Associated Builders and Contractors

Construction input prices declined 0.9% in November compared to the previous month, according to an Associated Builders and Contractors analysis of U.S. Bureau of Labor Statistics Producer Price Index data. Nonresidential construction input prices fell 0.8% for the month.

Construction input prices are up 11.9% from a year ago, while nonresidential construction input prices are 11.5% higher. Input prices were up in only four of the 11 subcategories on a monthly basis. Natural gas experienced the largest decrease in prices, falling 15.8% in November. Unprocessed energy prices declined 7.8%, while crude petroleum prices were down 2.3%.

“The decline in wholesale prices for many construction inputs is generally positive news,” said ABC Chief Economist Anirban Basu. “Increasingly, we are receiving news that construction input inflation has peaked as supply chains continue to normalize despite a range of geopolitical stressors. In November, much of the relief emerged from lower energy prices. According to ABC’s Construction Confidence Index, contractors are already expecting growth in sales and employment levels over the next six months; this report will do little to curb that optimism.

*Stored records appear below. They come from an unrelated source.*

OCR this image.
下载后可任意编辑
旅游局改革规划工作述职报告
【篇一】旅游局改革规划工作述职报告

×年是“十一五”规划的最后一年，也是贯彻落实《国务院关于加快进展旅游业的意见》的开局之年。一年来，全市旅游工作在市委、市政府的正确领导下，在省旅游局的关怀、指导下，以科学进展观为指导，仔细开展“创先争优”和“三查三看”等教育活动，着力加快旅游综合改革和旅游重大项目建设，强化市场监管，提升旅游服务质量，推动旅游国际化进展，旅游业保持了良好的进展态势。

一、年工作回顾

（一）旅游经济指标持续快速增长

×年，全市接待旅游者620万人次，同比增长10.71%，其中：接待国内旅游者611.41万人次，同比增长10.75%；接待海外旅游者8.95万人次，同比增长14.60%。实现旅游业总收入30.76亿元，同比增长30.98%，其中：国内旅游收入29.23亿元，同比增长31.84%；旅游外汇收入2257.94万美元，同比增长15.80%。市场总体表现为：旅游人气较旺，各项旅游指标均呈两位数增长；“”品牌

“As always, there is more to this report than meets the eye,” said Basu. “Prices for various economic services grew faster than expected, a reflection of a still very strong labor market associated with substantial compensation growth. Therefore, while supply chains may be improving, helping to moderate the price of physical inputs, contractors will continue to face elevated and rising human capital costs. This may explain why just as many contractors expect profit margins to decline over the next six months as expect them to expand.”